Yesterday, I relocated a massive lavender to be front and center of the potager. I dug carefully with a spade and felt when she released, willing to go to her new spot behind the succulents, hyacinth, and a border of newly transplanted dianthus from the abandoned homes on my eldest’s new property. On each side of the lavender, I buried two bare root roses of pastel pink. My SIL dug these up for me from roses he found near the ruins of an old mining house. It had survived on its own for at least 50 years, so I think it will be hardy. Directly behind the lavender, I planted a metal trellis and left a spot for my newly arrived purple Polish spirit clematis. Staggered behind and diagonal to that main feature are the beginnings of two shorter mounds. I planted purple podded peas, white sweet peas, and left room for my moonflowers who tell me it’s too cold yet for their sensitive roots. The back edge of this front canvas has established chives, yarrow, monarda, and two peonies.
When it all gets going, I’ll fill in the blank spots with cosmos, bachelor buttons, lemon queen sunflowers, and milkweed. And that’s only the beginning. See how dangerous it is to start with a single seed?
Today, May 14, my favorite middle child, quarantined on Svalbard, turned 30. She had planned to be out on another days-long scooter excursion, but they ran into trouble with bad weather, avalanches, and melting snow bridges. Her scooter took a 15-meter tumble down a crevasse, end over end, busting the windshield. She and her companions are okay, and remarkably, they were able to retrieve her Viper. When I talked to her on Messenger later, they were safely back in Longyearbyen, and one of the local bands got together to play for her birthday. This was my “emergency room” child, the one who lept off of rooftops, competed as an elite gymnast, and rafted raging rivers in snowmelt.

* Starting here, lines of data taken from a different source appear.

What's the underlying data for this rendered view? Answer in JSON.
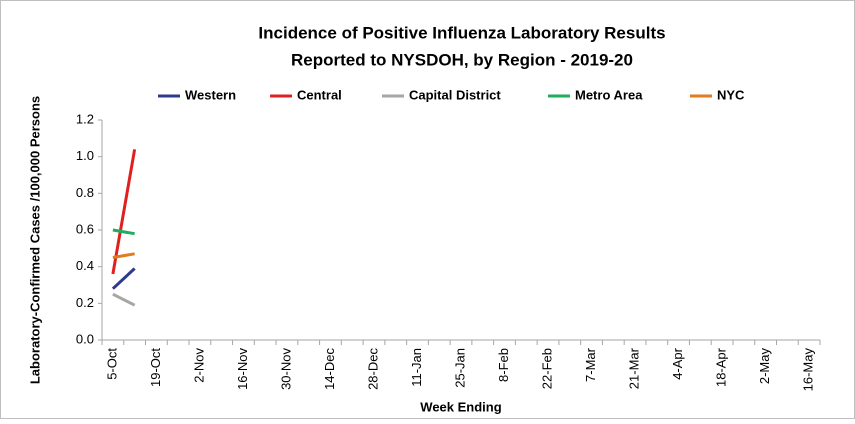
{
  "chart_data": {
    "type": "line",
    "title": [
      "Incidence of Positive Influenza Laboratory Results",
      "Reported to NYSDOH, by Region - 2019-20"
    ],
    "x_label": "Week Ending",
    "y_label": "Laboratory-Confirmed Cases /100,000 Persons",
    "categories": [
      "5-Oct",
      null,
      "19-Oct",
      null,
      "2-Nov",
      null,
      "16-Nov",
      null,
      "30-Nov",
      null,
      "14-Dec",
      null,
      "28-Dec",
      null,
      "11-Jan",
      null,
      "25-Jan",
      null,
      "8-Feb",
      null,
      "22-Feb",
      null,
      "7-Mar",
      null,
      "21-Mar",
      null,
      "4-Apr",
      null,
      "18-Apr",
      null,
      "2-May",
      null,
      "16-May"
    ],
    "series": [
      {
        "name": "Western",
        "color": "#2e3a8c",
        "values": [
          0.28,
          0.39,
          null,
          null,
          null,
          null,
          null,
          null,
          null,
          null,
          null,
          null,
          null,
          null,
          null,
          null,
          null,
          null,
          null,
          null,
          null,
          null,
          null,
          null,
          null,
          null,
          null,
          null,
          null,
          null,
          null,
          null,
          null
        ]
      },
      {
        "name": "Central",
        "color": "#e02020",
        "values": [
          0.36,
          1.04,
          null,
          null,
          null,
          null,
          null,
          null,
          null,
          null,
          null,
          null,
          null,
          null,
          null,
          null,
          null,
          null,
          null,
          null,
          null,
          null,
          null,
          null,
          null,
          null,
          null,
          null,
          null,
          null,
          null,
          null,
          null
        ]
      },
      {
        "name": "Capital District",
        "color": "#a6a6a6",
        "values": [
          0.25,
          0.19,
          null,
          null,
          null,
          null,
          null,
          null,
          null,
          null,
          null,
          null,
          null,
          null,
          null,
          null,
          null,
          null,
          null,
          null,
          null,
          null,
          null,
          null,
          null,
          null,
          null,
          null,
          null,
          null,
          null,
          null,
          null
        ]
      },
      {
        "name": "Metro Area",
        "color": "#1fae5a",
        "values": [
          0.6,
          0.58,
          null,
          null,
          null,
          null,
          null,
          null,
          null,
          null,
          null,
          null,
          null,
          null,
          null,
          null,
          null,
          null,
          null,
          null,
          null,
          null,
          null,
          null,
          null,
          null,
          null,
          null,
          null,
          null,
          null,
          null,
          null
        ]
      },
      {
        "name": "NYC",
        "color": "#e07b20",
        "values": [
          0.45,
          0.47,
          null,
          null,
          null,
          null,
          null,
          null,
          null,
          null,
          null,
          null,
          null,
          null,
          null,
          null,
          null,
          null,
          null,
          null,
          null,
          null,
          null,
          null,
          null,
          null,
          null,
          null,
          null,
          null,
          null,
          null,
          null
        ]
      }
    ],
    "ylim": [
      0,
      1.2
    ],
    "yticks": [
      {
        "value": 0,
        "label": "0.0"
      },
      0.2,
      0.4,
      0.6,
      0.8,
      {
        "value": 1,
        "label": "1.0"
      },
      1.2
    ],
    "legend": "top",
    "grid": false
  }
}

So, when I told her my kayak had finally arrived, she turned the tables and told me to be safe! I’m not going to do what she would do in a kayak.

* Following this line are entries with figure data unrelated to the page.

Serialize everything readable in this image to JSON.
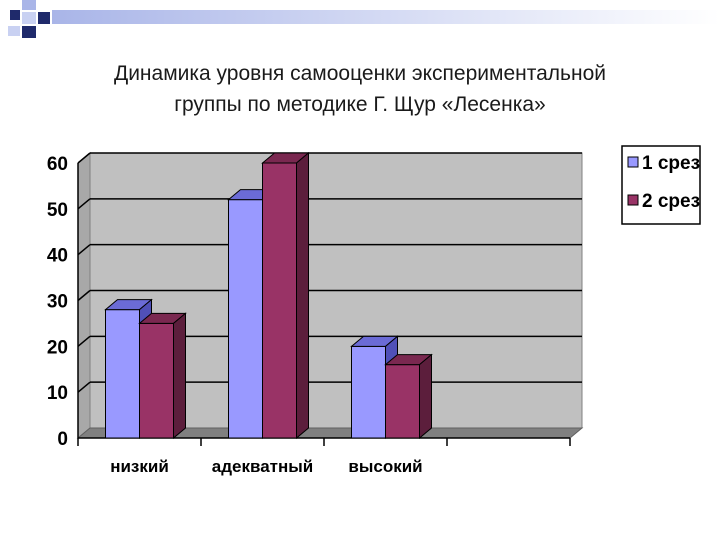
{
  "slide": {
    "title_line1": "Динамика уровня самооценки экспериментальной",
    "title_line2": "группы по методике Г. Щур «Лесенка»"
  },
  "colors": {
    "series1_front": "#9999FF",
    "series1_top": "#6B6BD6",
    "series1_side": "#5050B8",
    "series2_front": "#993366",
    "series2_top": "#7A2850",
    "series2_side": "#5C1E3C",
    "wall": "#C0C0C0",
    "floor": "#808080",
    "deco_dark": "#1F2A6B",
    "deco_light": "#A9B5E8"
  },
  "chart_data": {
    "type": "bar",
    "title": "",
    "xlabel": "",
    "ylabel": "",
    "categories": [
      "низкий",
      "адекватный",
      "высокий"
    ],
    "series": [
      {
        "name": "1 срез",
        "values": [
          28,
          52,
          20
        ]
      },
      {
        "name": "2 срез",
        "values": [
          25,
          60,
          16
        ]
      }
    ],
    "ylim": [
      0,
      60
    ],
    "yticks": [
      "0",
      "10",
      "20",
      "30",
      "40",
      "50",
      "60"
    ],
    "grid": true,
    "legend_position": "right",
    "style": "3d-column"
  }
}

For her birthday, she has the privilege of prompting our stories this week. I liked that she phrased her prompt as a question. She has always had an inquisitive mind. Others were asking her, now that she’s thirty if she wants to have children. I laughed, knowing her answer. That’s dangerous territory for an adventurer. Funny how women get asked that question. For me, I’ll stick to the dangers of creative gardening and long-term writing. I’ll play it safe on the waters. And I encourage you all to focus on remaining hopeful.

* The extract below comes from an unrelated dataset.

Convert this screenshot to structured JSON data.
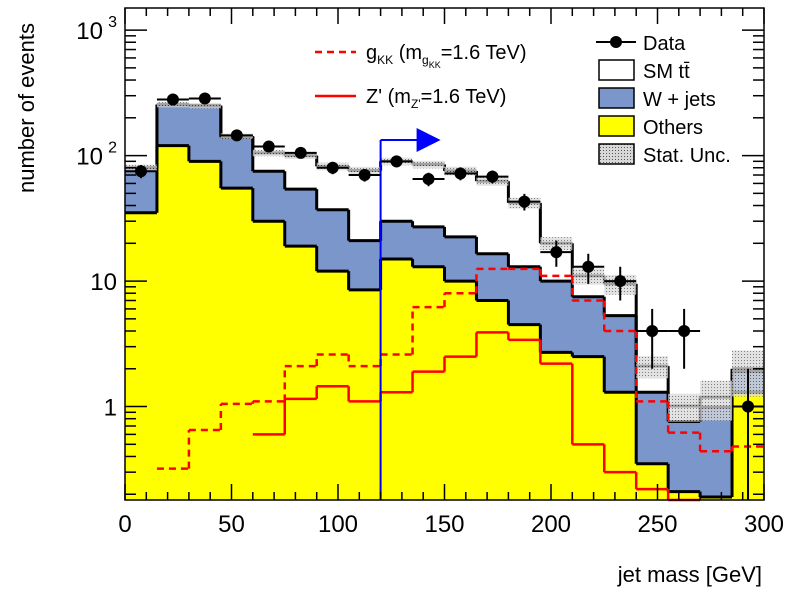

May 14, 2020, prompt: In 99 words (no more, no less), write a story that answers the question, “What’s the first thing that comes to mind when you are in absolute danger?” Go where the prompt leads!
Respond by May 19, 2020. Use the comment section below to share, read, and be social. You may leave a link, pingback, or story in the comments. If you want to be published in the weekly collection, please use the form. Rules & Guidelines.
First Response by Charli Mills
One car flipped belly-up in the broad ditch of Kansas grass and sunflowers, the other crumpled to half its original size against the guardrail. Jess instructed her 18-year-old niece to pull over, her voice calm, all thoughts pushed away except for a running list: check breathing, smell for gas, stabilize necks. Plural. There would be multiple people in danger of dying this moment. They called this stretch of highway, “Bloody Kansas” and it was the route her niece would drive now that she had graduated and would begin college in two months. Check breathing, smell for gas, stabilize necks.